Denkpause


seit dem Ende meiner ersten Therapie habe ich nichts mehr in meinen Blog geschrieben. Ich brauchte Zeit und Ruhe um so einiges im Kopf zu sortieren.

In den Wochen nach der Diagnose, nach dem ersten Schock, fühlte ich mich, als wäre ich bereits gestorben. Nicht nur die bedrohliche Krankheit, mehr noch das Leben im Krankenhaus – Kontrollverlust, Abwesenheit jeglicher Privatsphäre, Gerüche nach Desinfektionsmitteln und anderen, weit schlimmeren Dingen und noch so einiges mehr, hatten mich in einen Zustand versetzt in dem ich nichts mehr fühlen konnte. Ich befand mich in einer Art äusseren Beobachtungsmodus in dem ich nicht selbst fühlte und erlebte, sondern mich selbst aus einer Position ausserhalb beobachtete. So erduldete ich die erste Phase der Behandlung mit einer großen Gleichgültigkeit.
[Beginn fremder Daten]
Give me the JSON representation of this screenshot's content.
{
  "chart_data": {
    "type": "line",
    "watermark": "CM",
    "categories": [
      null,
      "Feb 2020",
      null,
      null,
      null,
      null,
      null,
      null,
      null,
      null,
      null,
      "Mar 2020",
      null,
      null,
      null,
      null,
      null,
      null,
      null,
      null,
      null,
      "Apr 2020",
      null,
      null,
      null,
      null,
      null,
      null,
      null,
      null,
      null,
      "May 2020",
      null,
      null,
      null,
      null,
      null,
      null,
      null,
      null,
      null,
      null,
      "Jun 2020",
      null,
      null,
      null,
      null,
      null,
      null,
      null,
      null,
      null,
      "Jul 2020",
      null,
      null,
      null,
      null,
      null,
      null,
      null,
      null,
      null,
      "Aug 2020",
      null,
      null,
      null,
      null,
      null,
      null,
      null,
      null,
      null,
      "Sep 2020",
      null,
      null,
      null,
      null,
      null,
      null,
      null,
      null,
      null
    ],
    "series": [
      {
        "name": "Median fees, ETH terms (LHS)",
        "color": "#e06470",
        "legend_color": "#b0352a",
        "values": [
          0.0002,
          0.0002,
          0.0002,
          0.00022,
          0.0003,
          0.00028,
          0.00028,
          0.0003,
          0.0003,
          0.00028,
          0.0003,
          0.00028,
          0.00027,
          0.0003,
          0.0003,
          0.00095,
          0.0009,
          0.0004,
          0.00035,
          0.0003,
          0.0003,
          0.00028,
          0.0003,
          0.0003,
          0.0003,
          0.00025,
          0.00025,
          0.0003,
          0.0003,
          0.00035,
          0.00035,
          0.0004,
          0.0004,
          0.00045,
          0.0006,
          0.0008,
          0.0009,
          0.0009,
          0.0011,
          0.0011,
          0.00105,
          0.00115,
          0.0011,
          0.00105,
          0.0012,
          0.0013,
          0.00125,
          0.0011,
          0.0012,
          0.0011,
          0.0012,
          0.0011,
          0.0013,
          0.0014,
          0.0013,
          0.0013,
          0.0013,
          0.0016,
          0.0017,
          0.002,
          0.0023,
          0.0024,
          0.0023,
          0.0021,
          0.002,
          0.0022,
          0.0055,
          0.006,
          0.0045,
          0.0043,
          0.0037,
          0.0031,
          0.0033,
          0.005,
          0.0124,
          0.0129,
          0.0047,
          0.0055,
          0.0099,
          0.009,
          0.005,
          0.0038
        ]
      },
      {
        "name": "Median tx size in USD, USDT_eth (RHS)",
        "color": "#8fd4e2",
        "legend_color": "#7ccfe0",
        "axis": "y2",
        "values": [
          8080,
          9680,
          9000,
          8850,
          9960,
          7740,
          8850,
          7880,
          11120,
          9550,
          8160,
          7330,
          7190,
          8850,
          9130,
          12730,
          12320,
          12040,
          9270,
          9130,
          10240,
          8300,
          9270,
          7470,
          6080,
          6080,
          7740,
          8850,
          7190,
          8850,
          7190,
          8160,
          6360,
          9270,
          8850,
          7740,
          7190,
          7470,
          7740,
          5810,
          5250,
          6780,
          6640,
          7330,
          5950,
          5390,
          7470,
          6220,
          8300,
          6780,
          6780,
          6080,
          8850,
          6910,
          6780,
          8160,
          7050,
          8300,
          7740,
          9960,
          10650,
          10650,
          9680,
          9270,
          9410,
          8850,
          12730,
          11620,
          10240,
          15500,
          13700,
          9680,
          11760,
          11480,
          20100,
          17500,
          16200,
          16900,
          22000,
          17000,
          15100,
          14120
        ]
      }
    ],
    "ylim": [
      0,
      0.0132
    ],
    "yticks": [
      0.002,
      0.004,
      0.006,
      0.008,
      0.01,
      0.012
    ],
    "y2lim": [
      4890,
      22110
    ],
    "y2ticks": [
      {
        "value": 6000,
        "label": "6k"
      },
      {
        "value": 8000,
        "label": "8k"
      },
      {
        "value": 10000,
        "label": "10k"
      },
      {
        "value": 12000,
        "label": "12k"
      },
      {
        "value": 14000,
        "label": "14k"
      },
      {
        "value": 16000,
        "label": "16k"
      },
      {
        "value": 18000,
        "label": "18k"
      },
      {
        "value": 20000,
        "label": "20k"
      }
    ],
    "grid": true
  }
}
Erst später während dieser ersten Therapiephase fand ich langsam zu mir selbst zurück, konnte wieder fühlen, wollte nur noch raus und nach Hause. Das Krankenhaus hatte ich in dieser Zeit als einen absolut unerträglichen Ort erlebt, ich war absolut bereit eher innerhalb der nächsten Monate zu sterben als nochmals hierher zurück zu kommen.

Nur aufgrund einer zunächst sehr positiven Prognose entschloss ich mich nach zweieinhalb Wochen Erholung die Therapie doch fortzusetzen. Leider hatte sich zwischenzeitlich die Prognose aufgrund einer, erst später gefundenen weiteren Mutation in den Leukämiezellen verschlechtert. Zu dieser Mutation gibt es keine Daten, sie ist offenbar sehr selten. Da es aber keine zuverlässigen Daten dazu gibt, kann es genauso gut sein, dass die Zellen dadurch wenige widerstandsfähig sind, keiner weiß es.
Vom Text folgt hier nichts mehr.